Chang et al. se sont intéressés à l’optimisation de la densification d’un pore par du SiC à partir du précurseur MTS [17]. Ici, le transport diffusif a été modélisé avec une certaine rigueur, en utilisant le Dusty Gas Model (cf. II.2.4.3). Ils ont testé plusieurs modèles chimiques, avec notamment différents ordre réactionnels par rapport au MTS, et montré que le choix du modèle pouvait avoir une influence notable d’une part sur les profils de dépôt calculés, et d’autre part sur la pression optimale déterminée (pour une bonne uniformité en un temps de densification minimum).

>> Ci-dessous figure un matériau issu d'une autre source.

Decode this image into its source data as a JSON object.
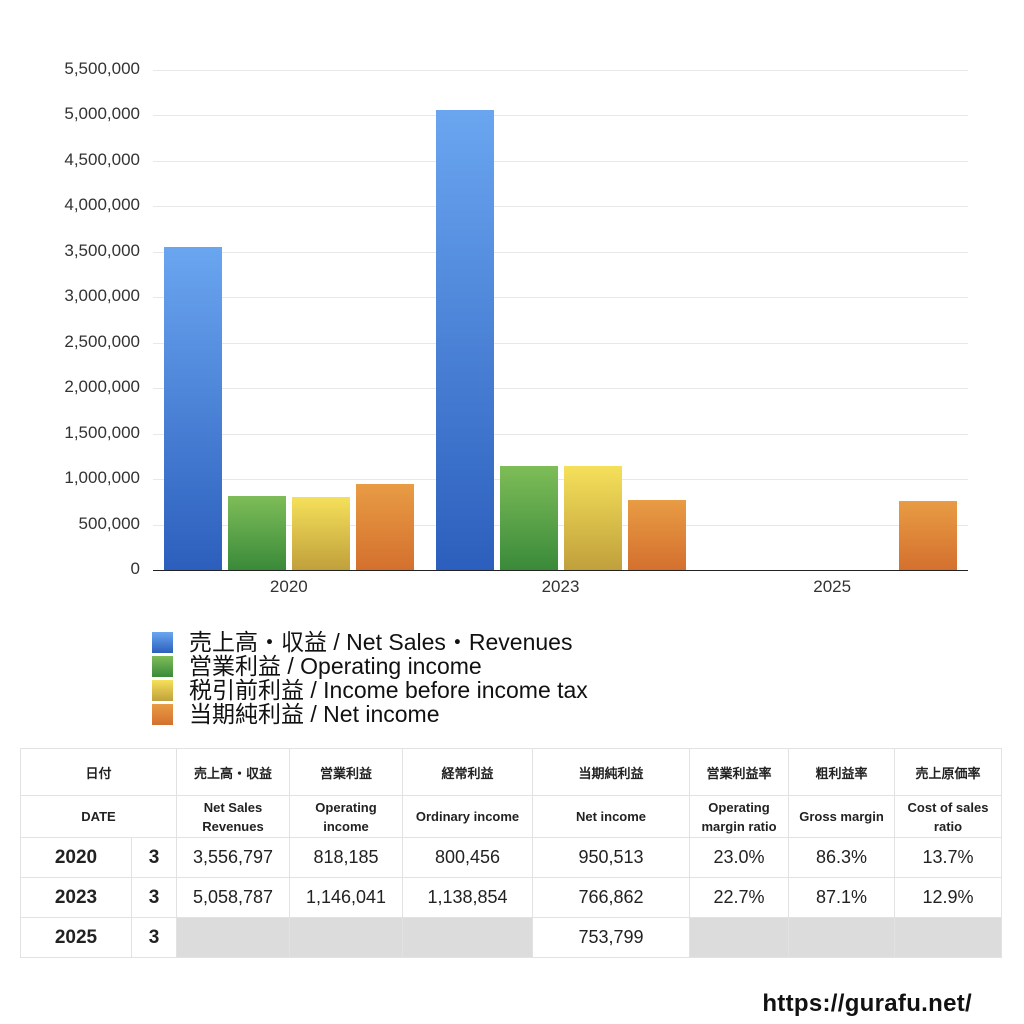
{
  "chart_data": {
    "type": "bar",
    "title": "",
    "xlabel": "",
    "ylabel": "",
    "ylim": [
      0,
      5500000
    ],
    "yticks": [
      "0",
      "500,000",
      "1,000,000",
      "1,500,000",
      "2,000,000",
      "2,500,000",
      "3,000,000",
      "3,500,000",
      "4,000,000",
      "4,500,000",
      "5,000,000",
      "5,500,000"
    ],
    "grid": true,
    "legend_position": "bottom",
    "categories": [
      "2020",
      "2023",
      "2025"
    ],
    "series": [
      {
        "name": "売上高・収益 / Net Sales・Revenues",
        "color_top": "#6aa6f0",
        "color_bottom": "#2c5fbd",
        "values": [
          3556797,
          5058787,
          null
        ]
      },
      {
        "name": "営業利益 / Operating income",
        "color_top": "#7ebd58",
        "color_bottom": "#3a8a3a",
        "values": [
          818185,
          1146041,
          null
        ]
      },
      {
        "name": "税引前利益 / Income before income tax",
        "color_top": "#f5e05a",
        "color_bottom": "#c0a03c",
        "values": [
          800456,
          1138854,
          null
        ]
      },
      {
        "name": "当期純利益 / Net income",
        "color_top": "#e89c44",
        "color_bottom": "#d4702e",
        "values": [
          950513,
          766862,
          753799
        ]
      }
    ]
  },
  "table": {
    "header_jp": [
      "日付",
      "",
      "売上高・収益",
      "営業利益",
      "経常利益",
      "当期純利益",
      "営業利益率",
      "粗利益率",
      "売上原価率"
    ],
    "header_en": [
      "DATE",
      "Net Sales\nRevenues",
      "Operating\nincome",
      "Ordinary income",
      "Net income",
      "Operating\nmargin ratio",
      "Gross margin",
      "Cost of sales\nratio"
    ],
    "rows": [
      {
        "year": "2020",
        "month": "3",
        "net_sales": "3,556,797",
        "operating_income": "818,185",
        "ordinary_income": "800,456",
        "net_income": "950,513",
        "op_margin": "23.0%",
        "gross_margin": "86.3%",
        "cost_ratio": "13.7%"
      },
      {
        "year": "2023",
        "month": "3",
        "net_sales": "5,058,787",
        "operating_income": "1,146,041",
        "ordinary_income": "1,138,854",
        "net_income": "766,862",
        "op_margin": "22.7%",
        "gross_margin": "87.1%",
        "cost_ratio": "12.9%"
      },
      {
        "year": "2025",
        "month": "3",
        "net_sales": "",
        "operating_income": "",
        "ordinary_income": "",
        "net_income": "753,799",
        "op_margin": "",
        "gross_margin": "",
        "cost_ratio": ""
      }
    ]
  },
  "footer": {
    "url_text": "https://gurafu.net/"
  }
}
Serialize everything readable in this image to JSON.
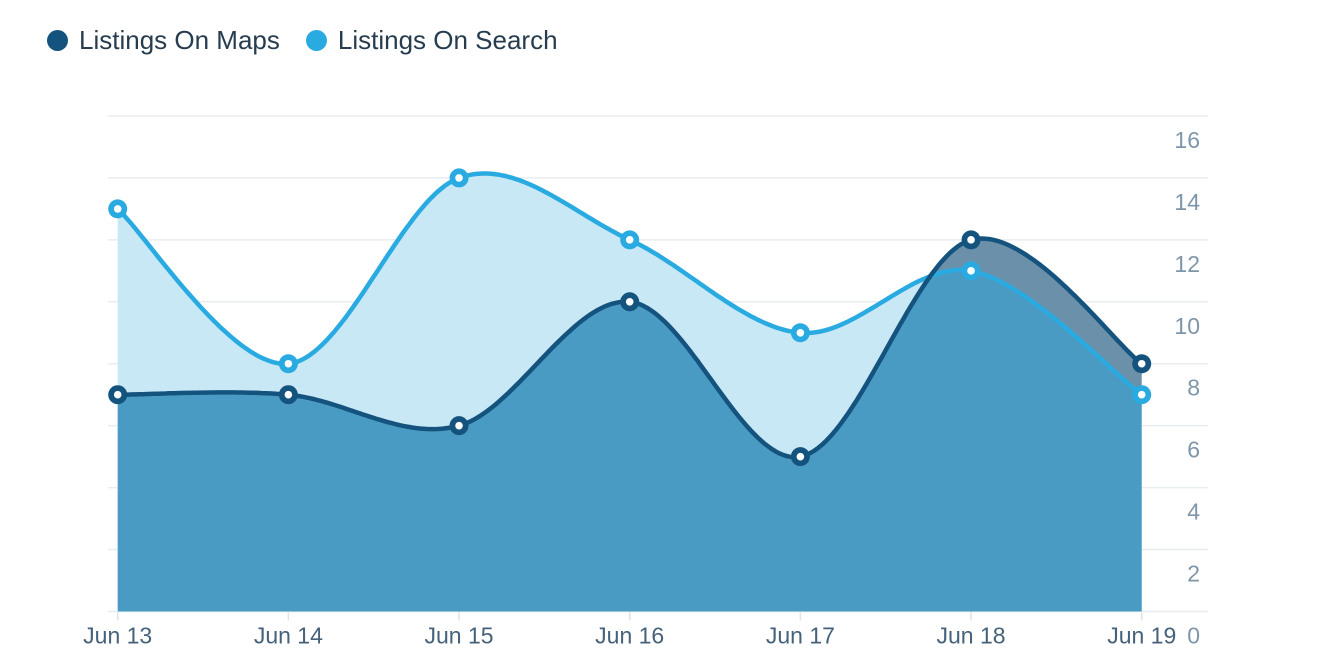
{
  "chart_data": {
    "type": "area",
    "smoothed": true,
    "categories": [
      "Jun 13",
      "Jun 14",
      "Jun 15",
      "Jun 16",
      "Jun 17",
      "Jun 18",
      "Jun 19"
    ],
    "series": [
      {
        "name": "Listings On Maps",
        "values": [
          7,
          7,
          6,
          10,
          5,
          12,
          8
        ],
        "color": "#15537F"
      },
      {
        "name": "Listings On Search",
        "values": [
          13,
          8,
          14,
          12,
          9,
          11,
          7
        ],
        "color": "#29ABE2"
      }
    ],
    "xlabel": "",
    "ylabel": "",
    "ylim": [
      0,
      16
    ],
    "yticks": [
      0,
      2,
      4,
      6,
      8,
      10,
      12,
      14,
      16
    ],
    "grid": true,
    "legend_position": "top-left",
    "y_axis_side": "right"
  },
  "colors": {
    "maps_line": "#15537F",
    "search_line": "#29ABE2",
    "search_area_fill": "#C9E8F6",
    "maps_area_fill": "#4A9BC3",
    "overlap_area_fill": "#6B90A9",
    "marker_center": "#FFFFFF",
    "gridline": "#E8EDF2",
    "axis_tick": "#DCE3E9",
    "y_label_text": "#7E96A9",
    "x_label_text": "#46627B",
    "legend_text": "#273C4E",
    "background": "#FFFFFF"
  }
}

Enfin, encore dans le cadre de la CVI du SiC à partie du MTS, Gupte et Tsamopoulos [18] ont montré que l’on peut obtenir un très haut degré de densification en imposant un gradient de température le long du pore. En effet, l’élévation de température vers l’intérieur du pore permet de compenser l’appauvrissement du réactif que l’on observe en conditions isothermes. Ces travaux consacrés à la densification de pores modèles sont d’un grand intérêt, notamment pour étudier l’influence des conditions opératoires sur la cinétique de dépôt, mais ils ont leurs limites. En effet, les préformes fibreuses utilisées dans l’industrie sont des milieux très complexes, qu’un simple pore modèle ne saurait représenter fidèlement. Des modélisations de densification de tels milieux ont donc été entreprises.